Et bien sûr merci de diffuser cet appel auprès de vos collègues, chercheurs comme praticiens.
Téléchargez l’appel ici

Gardez les dates, il n’y aura qu’une soixantaine de participants (intervenants et auditeurs confondus selon la règle cerisyenne dans laquelle les intervenants s’inscrivent à leurs frais ou à ceux de leur institution).
Les inscriptions s’ouvriront progressivement à partir du 15 mars prochain directement auprès du Centre culturel international de Cerisy-la-Salle (CCIC).

les colloques sont réservés aux membres de l’Association des amis de Pontigny-Cerisy (AAPC), à laquelle il vous faudra donc adhérer (au moins pour l’année en cours) pour pouvoir vous inscrire.

Procédure et frais d’inscription

Cotisation de l’année (si celle-ci n’a pas déjà été versée),
– Actif : 50 €
– Étudiant (moins de 30 ans) : 10 €
Participation aux frais
Pour les colloques de 6 jours, le forfait en pension et en séjour complet est de 600 € (300 € pour les étudiants de moins de 30 ans).
Formation professionnelle continue
L’AAPC est un organisme déclaré, en France, pour la formation professionnelle continue, et enregistré sous le numéro : 25 50 00326 60.

Pour plus de renseignements :
Auprès de l’ARIP :
arip@wanadoo.fr
Auprès de Cerisy :
– Site internet Centre culturel international de Cerisy-la-Salle
formulaire de contact en ligne,
– téléphone [de France : 02 33 46 91 66 ; de l’étranger : (+33) 2 33 46 91 66].


Argument 3 février 2021

Son exploration a beau croître en intensité et les savoirs produits à son sujet être de plus en plus pointus, le bébé demeure, sous bien des aspects, une terra incognita : que se passe-t-il pour lui et en lui ? De l’individu à la famille et aux institutions, en passant par les sciences qui l’étudient, il suscite, à de multiples échelles, des interrogations voire des bouleversements. Cet étrange sujet-objet mettrait-il en crise la société tout entière ?

En périnatalité, la naissance et la métamorphose accélérée du bébé, dans sa relation avec ses parents, font parler de crises développementales. Par ailleurs, les mouvements des savoirs théoriques entraînent des crises épistémiques. Ensemble, ces mouvements et ces crises influent, par des mécanismes complexes, sur l’évolution des pratiques professionnelles et inversement. De plus, les organisations qui prennent soin des bébés et de leurs parents traversent des crises institutionnelles qui affectent l’écosystème du bébé et jettent le trouble dans le champ de la périnatalité.

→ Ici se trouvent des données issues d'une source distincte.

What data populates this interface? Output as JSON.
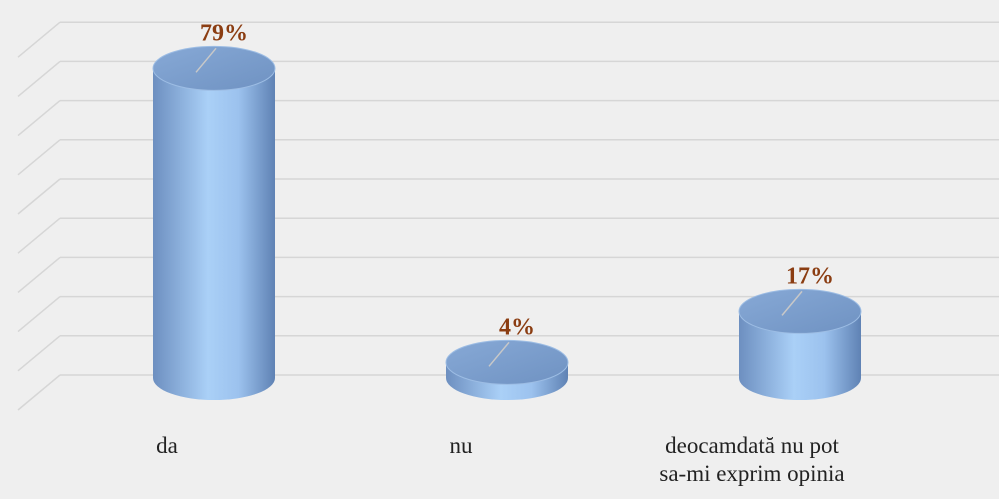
{
  "chart_data": {
    "type": "cylinder",
    "categories": [
      "da",
      "nu",
      "deocamdată nu pot\nsa-mi exprim opinia"
    ],
    "values": [
      79,
      4,
      17
    ],
    "value_labels": [
      "79%",
      "4%",
      "17%"
    ],
    "color": "#8fb4e3",
    "ylim": [
      0,
      90
    ],
    "yticks": [
      0,
      10,
      20,
      30,
      40,
      50,
      60,
      70,
      80,
      90
    ],
    "grid": true
  }
}
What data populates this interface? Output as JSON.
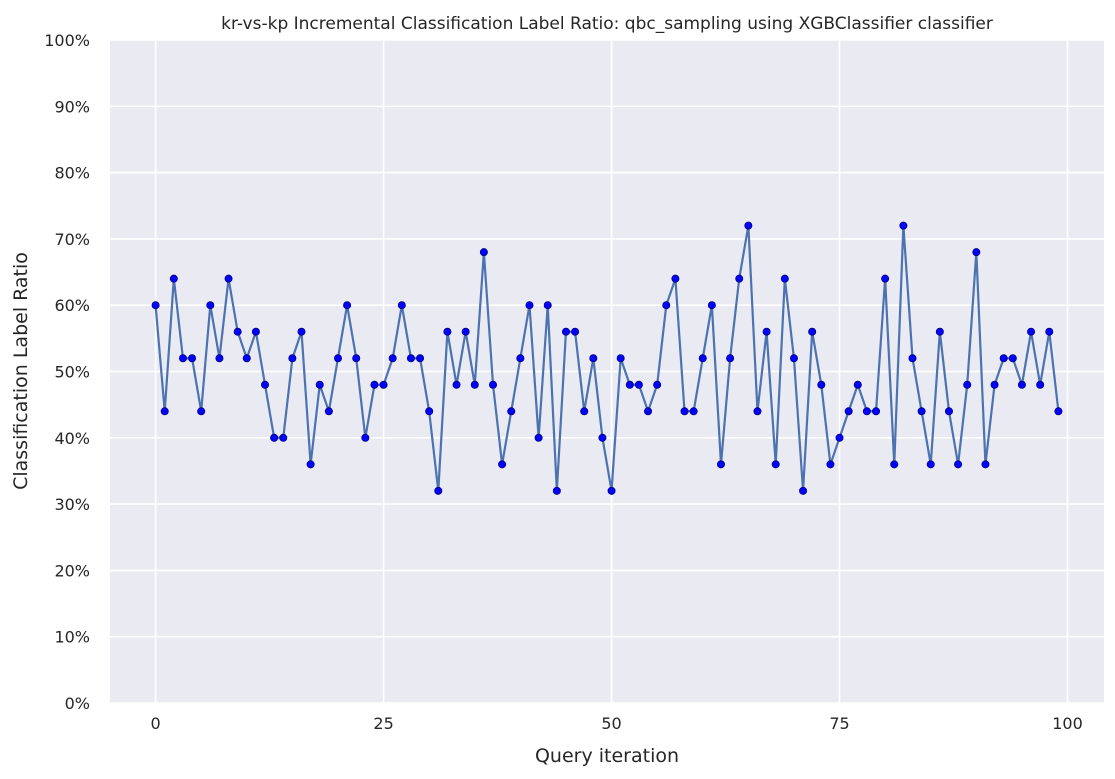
{
  "chart_data": {
    "type": "line",
    "title": "kr-vs-kp Incremental Classification Label Ratio: qbc_sampling using XGBClassifier classifier",
    "xlabel": "Query iteration",
    "ylabel": "Classification Label Ratio",
    "xlim": [
      -5,
      104
    ],
    "ylim": [
      0,
      1
    ],
    "xticks": [
      0,
      25,
      50,
      75,
      100
    ],
    "yticks": [
      0,
      0.1,
      0.2,
      0.3,
      0.4,
      0.5,
      0.6,
      0.7,
      0.8,
      0.9,
      1.0
    ],
    "ytick_labels": [
      "0%",
      "10%",
      "20%",
      "30%",
      "40%",
      "50%",
      "60%",
      "70%",
      "80%",
      "90%",
      "100%"
    ],
    "grid": true,
    "line_color": "#4c72b0",
    "marker_color": "#0000ff",
    "background_color": "#eaeaf2",
    "x": [
      0,
      1,
      2,
      3,
      4,
      5,
      6,
      7,
      8,
      9,
      10,
      11,
      12,
      13,
      14,
      15,
      16,
      17,
      18,
      19,
      20,
      21,
      22,
      23,
      24,
      25,
      26,
      27,
      28,
      29,
      30,
      31,
      32,
      33,
      34,
      35,
      36,
      37,
      38,
      39,
      40,
      41,
      42,
      43,
      44,
      45,
      46,
      47,
      48,
      49,
      50,
      51,
      52,
      53,
      54,
      55,
      56,
      57,
      58,
      59,
      60,
      61,
      62,
      63,
      64,
      65,
      66,
      67,
      68,
      69,
      70,
      71,
      72,
      73,
      74,
      75,
      76,
      77,
      78,
      79,
      80,
      81,
      82,
      83,
      84,
      85,
      86,
      87,
      88,
      89,
      90,
      91,
      92,
      93,
      94,
      95,
      96,
      97,
      98,
      99
    ],
    "values": [
      0.6,
      0.44,
      0.64,
      0.52,
      0.52,
      0.44,
      0.6,
      0.52,
      0.64,
      0.56,
      0.52,
      0.56,
      0.48,
      0.4,
      0.4,
      0.52,
      0.56,
      0.36,
      0.48,
      0.44,
      0.52,
      0.6,
      0.52,
      0.4,
      0.48,
      0.48,
      0.52,
      0.6,
      0.52,
      0.52,
      0.44,
      0.32,
      0.56,
      0.48,
      0.56,
      0.48,
      0.68,
      0.48,
      0.36,
      0.44,
      0.52,
      0.6,
      0.4,
      0.6,
      0.32,
      0.56,
      0.56,
      0.44,
      0.52,
      0.4,
      0.32,
      0.52,
      0.48,
      0.48,
      0.44,
      0.48,
      0.6,
      0.64,
      0.44,
      0.44,
      0.52,
      0.6,
      0.36,
      0.52,
      0.64,
      0.72,
      0.44,
      0.56,
      0.36,
      0.64,
      0.52,
      0.32,
      0.56,
      0.48,
      0.36,
      0.4,
      0.44,
      0.48,
      0.44,
      0.44,
      0.64,
      0.36,
      0.72,
      0.52,
      0.44,
      0.36,
      0.56,
      0.44,
      0.36,
      0.48,
      0.68,
      0.36,
      0.48,
      0.52,
      0.52,
      0.48,
      0.56,
      0.48,
      0.56,
      0.44
    ]
  }
}
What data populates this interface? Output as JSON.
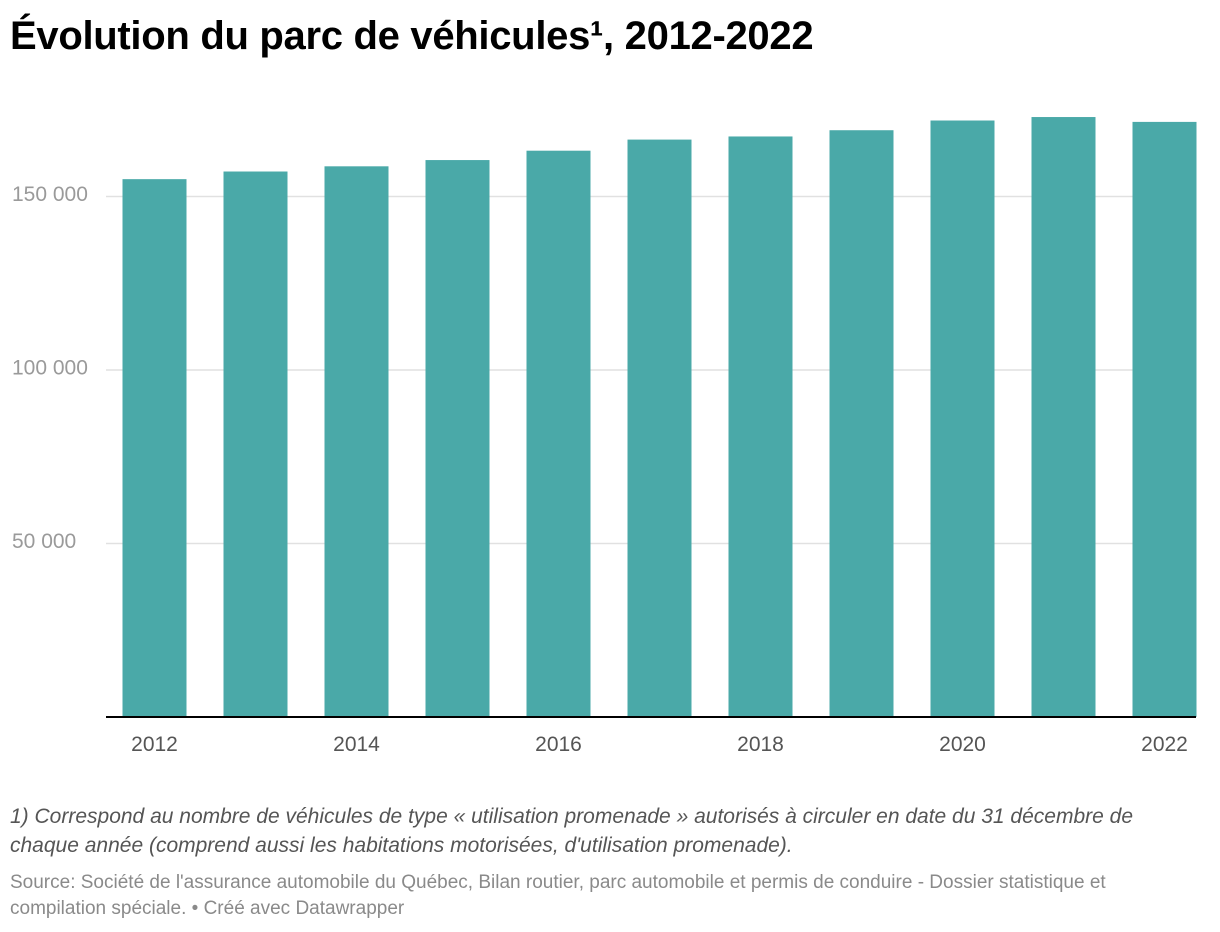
{
  "title": "Évolution du parc de véhicules¹, 2012-2022",
  "notes": "1) Correspond au nombre de véhicules de type « utilisation promenade » autorisés à circuler en date du 31 décembre de chaque année (comprend aussi les habitations motorisées, d'utilisation promenade).",
  "source": "Source: Société de l'assurance automobile du Québec, Bilan routier, parc automobile et permis de conduire - Dossier statistique et compilation spéciale. • Créé avec Datawrapper",
  "chart_data": {
    "type": "bar",
    "categories": [
      "2012",
      "2013",
      "2014",
      "2015",
      "2016",
      "2017",
      "2018",
      "2019",
      "2020",
      "2021",
      "2022"
    ],
    "values": [
      155000,
      157200,
      158700,
      160500,
      163200,
      166400,
      167300,
      169100,
      171900,
      172900,
      171500
    ],
    "x_tick_labels": [
      "2012",
      "2014",
      "2016",
      "2018",
      "2020",
      "2022"
    ],
    "y_tick_labels": [
      "50 000",
      "100 000",
      "150 000"
    ],
    "y_ticks": [
      50000,
      100000,
      150000
    ],
    "ylim": [
      0,
      175000
    ],
    "grid": true,
    "bar_color": "#4aa9a8",
    "grid_color": "#e1e1e1",
    "axis_color": "#000000"
  }
}
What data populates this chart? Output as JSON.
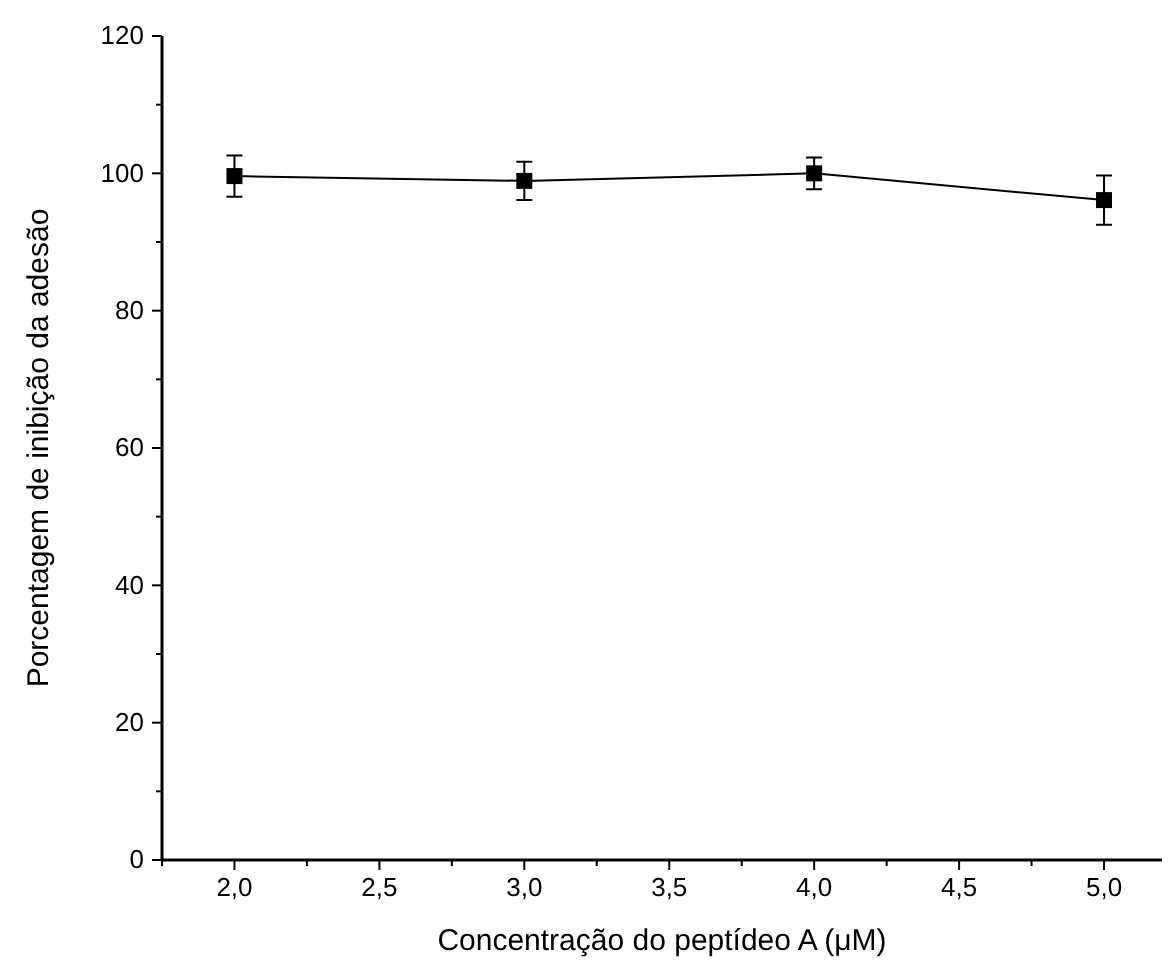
{
  "chart_data": {
    "type": "line",
    "xlabel": "Concentração do peptídeo A (μM)",
    "ylabel": "Porcentagem de inibição da adesão",
    "x": [
      2,
      3,
      4,
      5
    ],
    "series": [
      {
        "color": "#000000",
        "values": [
          99.6,
          98.9,
          100,
          96.1
        ],
        "errors": [
          3,
          2.8,
          2.3,
          3.6
        ]
      }
    ],
    "xlim": [
      1.75,
      5.2
    ],
    "ylim": [
      0,
      120
    ],
    "xticks": [
      {
        "value": 1.75,
        "label": null
      },
      {
        "value": 2,
        "label": "2,0"
      },
      {
        "value": 2.25,
        "label": null
      },
      {
        "value": 2.5,
        "label": "2,5"
      },
      {
        "value": 2.75,
        "label": null
      },
      {
        "value": 3,
        "label": "3,0"
      },
      {
        "value": 3.25,
        "label": null
      },
      {
        "value": 3.5,
        "label": "3,5"
      },
      {
        "value": 3.75,
        "label": null
      },
      {
        "value": 4,
        "label": "4,0"
      },
      {
        "value": 4.25,
        "label": null
      },
      {
        "value": 4.5,
        "label": "4,5"
      },
      {
        "value": 4.75,
        "label": null
      },
      {
        "value": 5,
        "label": "5,0"
      }
    ],
    "yticks": [
      0,
      {
        "value": 10,
        "label": null
      },
      20,
      {
        "value": 30,
        "label": null
      },
      40,
      {
        "value": 50,
        "label": null
      },
      60,
      {
        "value": 70,
        "label": null
      },
      80,
      {
        "value": 90,
        "label": null
      },
      100,
      {
        "value": 110,
        "label": null
      },
      120
    ],
    "marker": "square",
    "line_style": "solid",
    "grid": false
  }
}
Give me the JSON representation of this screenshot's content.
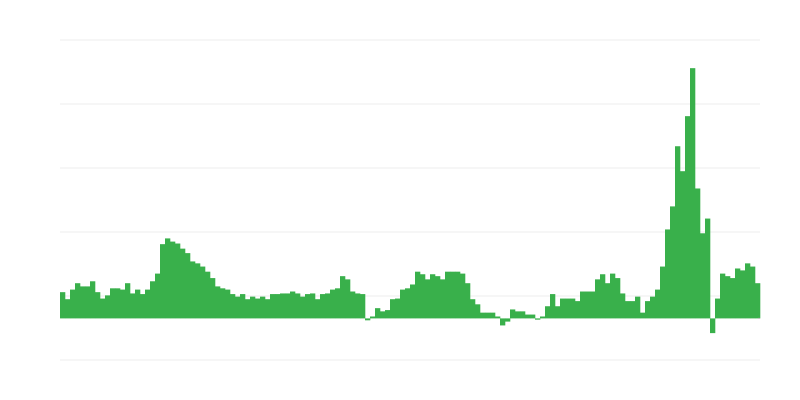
{
  "chart_data": {
    "type": "bar",
    "title": "",
    "xlabel": "",
    "ylabel": "",
    "ylim": [
      -0.65,
      4.35
    ],
    "gridlines": [
      -0.65,
      0.35,
      1.35,
      2.35,
      3.35,
      4.35
    ],
    "grid": true,
    "legend": "none",
    "colors": {
      "bar": "#39b04b",
      "grid": "#eeeeee",
      "baseline": "#bbbbbb"
    },
    "values": [
      0.41,
      0.3,
      0.45,
      0.55,
      0.5,
      0.5,
      0.58,
      0.41,
      0.31,
      0.36,
      0.47,
      0.47,
      0.45,
      0.55,
      0.39,
      0.45,
      0.38,
      0.45,
      0.58,
      0.7,
      1.16,
      1.25,
      1.2,
      1.17,
      1.09,
      1.02,
      0.89,
      0.86,
      0.81,
      0.73,
      0.63,
      0.5,
      0.47,
      0.45,
      0.38,
      0.34,
      0.38,
      0.3,
      0.34,
      0.31,
      0.34,
      0.3,
      0.38,
      0.38,
      0.39,
      0.39,
      0.42,
      0.39,
      0.34,
      0.38,
      0.39,
      0.3,
      0.38,
      0.39,
      0.45,
      0.47,
      0.66,
      0.61,
      0.42,
      0.39,
      0.38,
      -0.03,
      0.03,
      0.16,
      0.11,
      0.13,
      0.3,
      0.31,
      0.45,
      0.47,
      0.53,
      0.73,
      0.69,
      0.61,
      0.69,
      0.66,
      0.61,
      0.73,
      0.73,
      0.73,
      0.7,
      0.55,
      0.3,
      0.22,
      0.09,
      0.09,
      0.09,
      0.03,
      -0.11,
      -0.05,
      0.14,
      0.11,
      0.11,
      0.06,
      0.06,
      -0.02,
      0.03,
      0.19,
      0.38,
      0.19,
      0.31,
      0.31,
      0.31,
      0.27,
      0.42,
      0.42,
      0.42,
      0.61,
      0.69,
      0.55,
      0.7,
      0.63,
      0.39,
      0.27,
      0.27,
      0.34,
      0.09,
      0.27,
      0.34,
      0.45,
      0.81,
      1.39,
      1.75,
      2.69,
      2.3,
      3.16,
      3.91,
      2.03,
      1.33,
      1.56,
      -0.23,
      0.31,
      0.7,
      0.66,
      0.63,
      0.78,
      0.75,
      0.86,
      0.81,
      0.55
    ]
  }
}
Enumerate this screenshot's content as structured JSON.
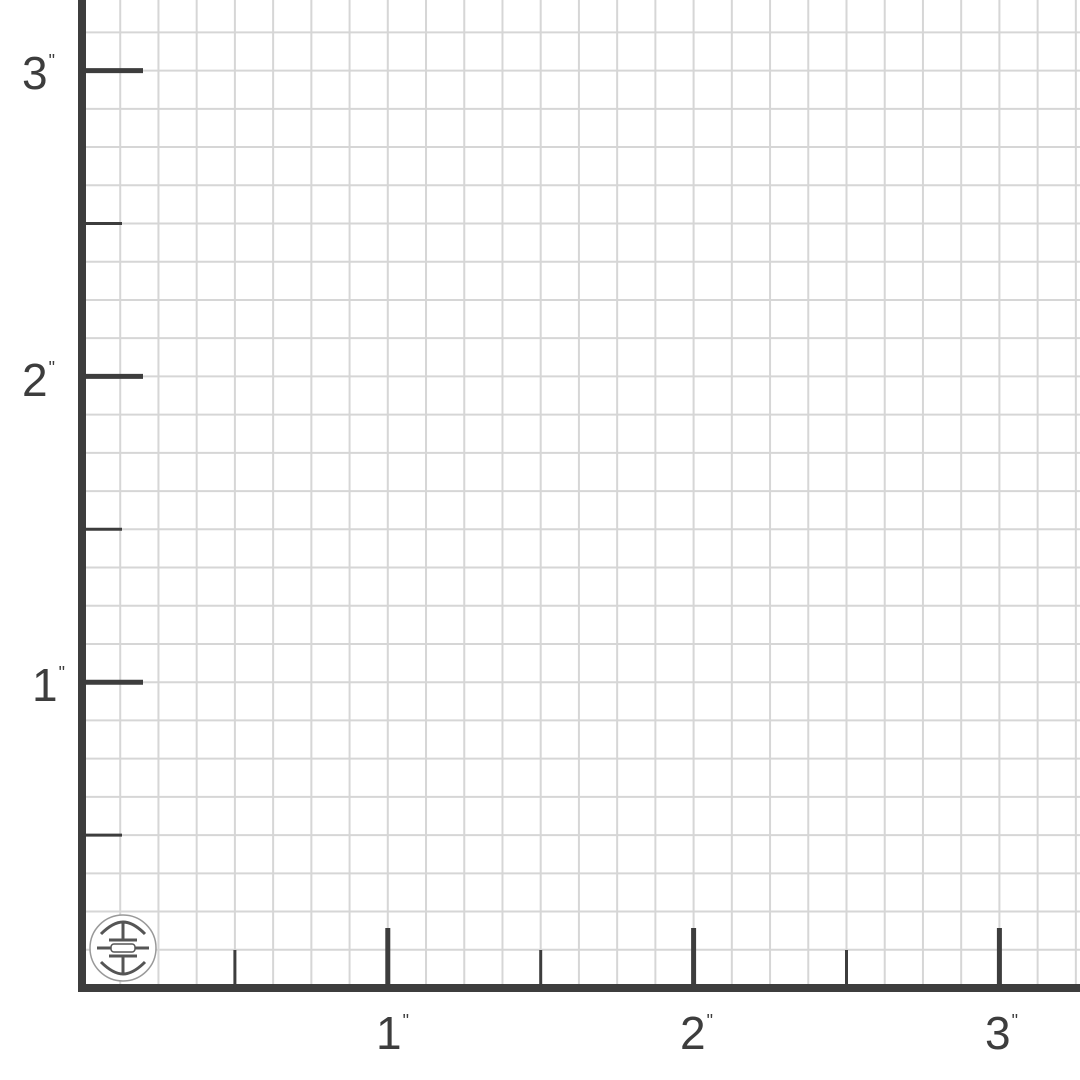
{
  "units_per_inch_subdivisions": 8,
  "colors": {
    "grid": "#d6d6d6",
    "axis": "#3d3d3d",
    "background": "#ffffff"
  },
  "x_axis": {
    "ticks": [
      {
        "value": 1,
        "label": "1",
        "unit": "\""
      },
      {
        "value": 2,
        "label": "2",
        "unit": "\""
      },
      {
        "value": 3,
        "label": "3",
        "unit": "\""
      }
    ]
  },
  "y_axis": {
    "ticks": [
      {
        "value": 1,
        "label": "1",
        "unit": "\""
      },
      {
        "value": 2,
        "label": "2",
        "unit": "\""
      },
      {
        "value": 3,
        "label": "3",
        "unit": "\""
      }
    ]
  },
  "logo": {
    "icon": "shou-longevity-symbol"
  }
}
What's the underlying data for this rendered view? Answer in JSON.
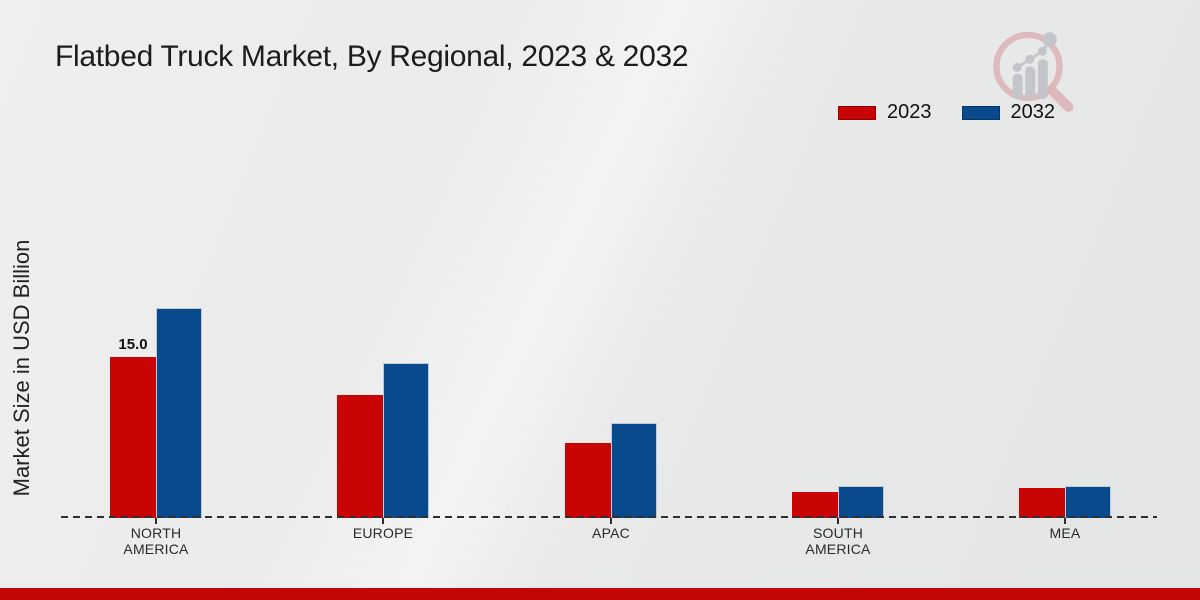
{
  "chart_data": {
    "type": "bar",
    "title": "Flatbed Truck Market, By Regional, 2023 & 2032",
    "ylabel": "Market Size in USD Billion",
    "unit": "USD Billion",
    "categories": [
      "NORTH AMERICA",
      "EUROPE",
      "APAC",
      "SOUTH AMERICA",
      "MEA"
    ],
    "series": [
      {
        "name": "2023",
        "color": "#c90404",
        "values": [
          15.0,
          11.5,
          7.0,
          2.4,
          2.8
        ]
      },
      {
        "name": "2032",
        "color": "#094a8c",
        "values": [
          19.6,
          14.5,
          8.9,
          3.0,
          3.0
        ]
      }
    ],
    "annotations": [
      {
        "series": "2023",
        "category": "NORTH AMERICA",
        "text": "15.0"
      }
    ],
    "ylim": [
      0,
      21
    ],
    "grid": false,
    "y_axis_visible": false,
    "baseline_style": "dashed",
    "legend_position": "top-right"
  },
  "watermark": {
    "icon": "magnifier-bar-chart-logo"
  },
  "footer": {
    "accent_bar_color": "#c30606"
  }
}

Alors qu’une pandémie affecte encore davantage les multiples équilibres fragilisés par la venue au monde et tandis que le politique, pour orienter l’attention qu’il entend porter à la période dite des 1000 jours, convoque des savoirs d’experts ou de demi-habiles, il est urgent de prendre le temps d’une réflexion engagée dans les théories comme les pratiques. D’où ce deuxième colloque de Cerisy qui invite des chercheurs de tous bords (en psychologie du développement, neurosciences, sciences humaines et sociales…), des praticiens du soin, des acteurs socio-politiques, et tous ceux qu’intéressent ce sujet), à nourrir cette enquête pluridisciplinaire et pluriprofessionnelle sur ce qu’est le bébé et ce qu’il nous donne à penser, à dire et à faire.

Elle sera l’occasion pour Cerisy d’une expérimentation de renforcement mutuel entre le présentiel et le distanciel afin d’ouvrir largement les échanges.